The BoC Punts Rate Hike(s) to Later This Year

Here’s the quick and dirty on Wednesday’s Bank of Canada announcement:

  • Rate Change: None
  • Market Rate Outlook: Two more hikes in 2018
  • BoC GDP Outlook: 2% growth in 2018 and 2019; 1.8% in 2020
  • BoC Statement: Click here
  • The Money Quote: “…Higher interest rates will be warranted over time…Governing Council will remain cautious with respect to future policy adjustments…”
  • Next Rate Meeting: May 30, 2018

The Spy’s Take: Two per cent GDP growth is lukewarm. If that’s all we’re going to get, it won’t be enough to warrant significantly higher rates. Unfortunately, the BoC’s long-term GDP forecasting record leaves something to be desired.

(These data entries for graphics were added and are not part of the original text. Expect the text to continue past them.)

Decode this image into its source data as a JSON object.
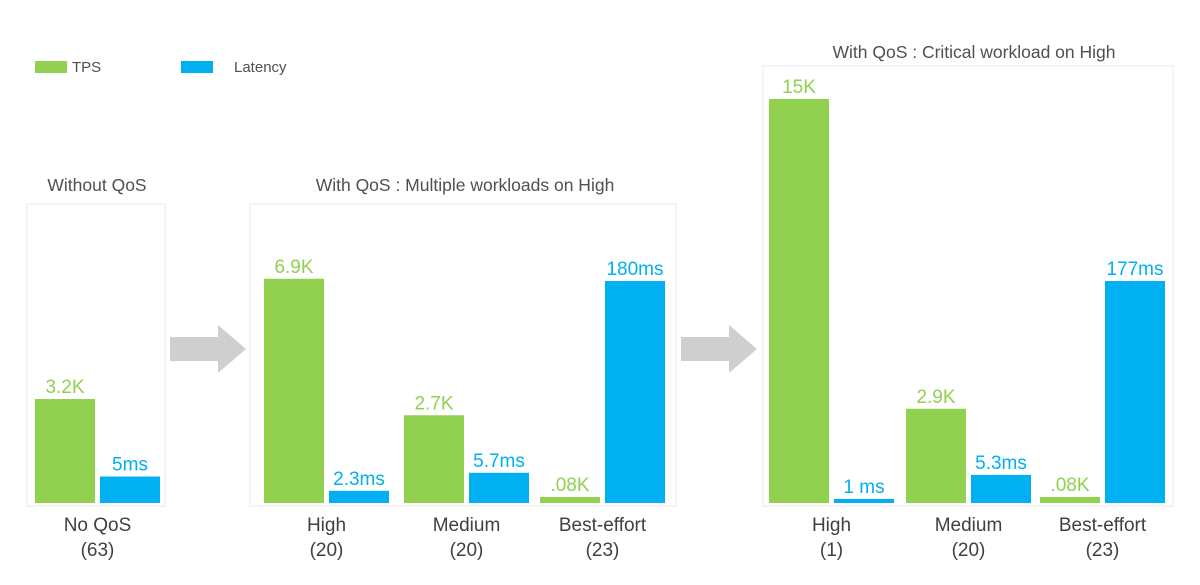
{
  "colors": {
    "tps": "#92d050",
    "latency": "#00b0f0",
    "frame": "#e8e8e8",
    "arrow": "#cfcfcf"
  },
  "legend": [
    {
      "key": "tps",
      "label": "TPS"
    },
    {
      "key": "latency",
      "label": "Latency"
    }
  ],
  "chart_data": [
    {
      "type": "bar",
      "title": "Without QoS",
      "categories": [
        "No QoS\n(63)"
      ],
      "series": [
        {
          "name": "TPS",
          "values": [
            3.2
          ],
          "labels": [
            "3.2K"
          ]
        },
        {
          "name": "Latency",
          "values": [
            5
          ],
          "labels": [
            "5ms"
          ]
        }
      ]
    },
    {
      "type": "bar",
      "title": "With QoS : Multiple workloads on High",
      "categories": [
        "High\n(20)",
        "Medium\n(20)",
        "Best-effort\n(23)"
      ],
      "series": [
        {
          "name": "TPS",
          "values": [
            6.9,
            2.7,
            0.08
          ],
          "labels": [
            "6.9K",
            "2.7K",
            ".08K"
          ]
        },
        {
          "name": "Latency",
          "values": [
            2.3,
            5.7,
            180
          ],
          "labels": [
            "2.3ms",
            "5.7ms",
            "180ms"
          ]
        }
      ]
    },
    {
      "type": "bar",
      "title": "With QoS : Critical workload on High",
      "categories": [
        "High\n(1)",
        "Medium\n(20)",
        "Best-effort\n(23)"
      ],
      "series": [
        {
          "name": "TPS",
          "values": [
            15,
            2.9,
            0.08
          ],
          "labels": [
            "15K",
            "2.9K",
            ".08K"
          ]
        },
        {
          "name": "Latency",
          "values": [
            1,
            5.3,
            177
          ],
          "labels": [
            "1 ms",
            "5.3ms",
            "177ms"
          ]
        }
      ]
    }
  ]
}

Wildcards: (1) NAFTA risk (if NAFTA falls apart, rates could dive); (2) Inflation risk (a U.S. economy that exceeded expectations, which is certainly possible, would drive rates higher); (3) The unknown (in the age of Trump, you can’t discount global crises, which are generally bearish for rates when they happen).

The Term to Beat: If you’re well qualified and can snag a variable rate that’s 70+ bps below a fixed, you may want to roll the dice and go (stay) variable. Default insured borrowers are fetching better than prime – 1.00% these days (the best variable rates are equivalent to prime – 1.34%). If you can score that kind of rate, you’re likely stacking the odds in your favour.

Fixed Rate Outlook: Despite what some might deem a dovish announcement, bond yields held up following the BoC’s announcement. In fact, they’re coiling near recent highs, which is a technical analysis clue that they may break to the upside (don’t ask us how much). If yields do break out, fixed mortgage rates could ascend another 10-20 basis points (minimum) in short order.

Should You Lock In: If your payment floats with prime and you’re not financially stable, consider a rate lock—but only if you can get a decent fixed rate when converting. And remember, you don’t always need to lock into a 5-year term. Sometimes there’s better value in 3- and 4-year terms.

Five-year fixed conversion rates are hovering near 3.49% at the moment. Other things equal, the lower your variable rate relative to your lender’s conversion rate, the less you should lock in.

Also mind the penalty risk, especially if there’s a good chance you’ll need to change your mortgage before maturity. Converting into a fixed rate raises your chances of paying a higher penalty if you break the mortgage early.

Peep this fixed or variable mortgage checklist for more tips. Minimal liquid assets, a high debt service ratio (40%+), less than 10-15% equity and/or job insecurity are other reasons why you might be safer in a fixed rate.